Large-eddy simulations of the vortex-induced vibration of a low mass ratio two-degree-of-freedom circular cylinder at subcritical Reynolds numbers

The vortex induced vibration phenomenon of a low mass ratio (m*=2.6) two-degree-of-freedom circular cylinder at subcritical Reynolds numbers (Re=3900, 5300, 11,000) has been investigated by means of large-eddy simulations. A low-dissipative spatial and time discretisation finite element schemes have been implemented and combined with the Wall-Adapting Local-Eddy viscosity (WALE) subgrid-scale model to solve the filtered incompressible flow equations. Several values of the reduced velocity in the range 3 ⩽ U* ⩽ 12 have been considered. The numerical results are extensively compared with available experimental and numerical data.
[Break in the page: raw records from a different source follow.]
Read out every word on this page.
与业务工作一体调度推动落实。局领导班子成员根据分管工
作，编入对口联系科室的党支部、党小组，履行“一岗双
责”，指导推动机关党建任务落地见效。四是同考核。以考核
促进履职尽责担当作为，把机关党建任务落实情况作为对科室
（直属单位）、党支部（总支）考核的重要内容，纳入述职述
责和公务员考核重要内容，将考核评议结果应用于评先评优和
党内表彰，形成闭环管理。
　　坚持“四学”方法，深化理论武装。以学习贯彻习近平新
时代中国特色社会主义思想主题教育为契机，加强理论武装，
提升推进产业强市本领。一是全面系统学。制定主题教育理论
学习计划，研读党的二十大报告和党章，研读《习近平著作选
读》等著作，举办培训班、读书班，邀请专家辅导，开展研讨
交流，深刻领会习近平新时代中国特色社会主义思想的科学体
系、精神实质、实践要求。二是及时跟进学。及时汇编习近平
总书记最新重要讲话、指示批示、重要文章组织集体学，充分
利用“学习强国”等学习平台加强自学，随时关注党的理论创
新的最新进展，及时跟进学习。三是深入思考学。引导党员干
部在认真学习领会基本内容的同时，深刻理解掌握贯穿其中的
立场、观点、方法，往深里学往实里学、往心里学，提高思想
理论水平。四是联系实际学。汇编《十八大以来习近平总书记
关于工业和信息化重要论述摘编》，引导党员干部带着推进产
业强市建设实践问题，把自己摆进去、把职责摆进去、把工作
Particular interest has been placed in the region of maximum cross-flow amplitudes, the super-upper branch, where previous high-fidelity numerical simulations have underestimated the peak amplitudes compared with experimental results. The transition between the super-upper and lower branches is also shown and described. The numerical simulations successfully reproduce the three-branch response maximum oscillation amplitudes and associated vortex formation modes. The 2T vortex formation mode, i.e. two triplets of vortices per oscillation period, has been observed to occur in the super-upper branch, for the three different values of the Reynolds number investigated. These results contradict the claim made in previous works [27] that the vortex formation mode in the super-upper branch is Reynolds number dependent. Beats are observed to appear prior the transition from the super-upper to the lower branch. It is argued that they may be related with the coherence and strength of the third vortex shed at the shoulder of the cylinder each half-cycle, which is finally suppressed in the transition to the lower branch.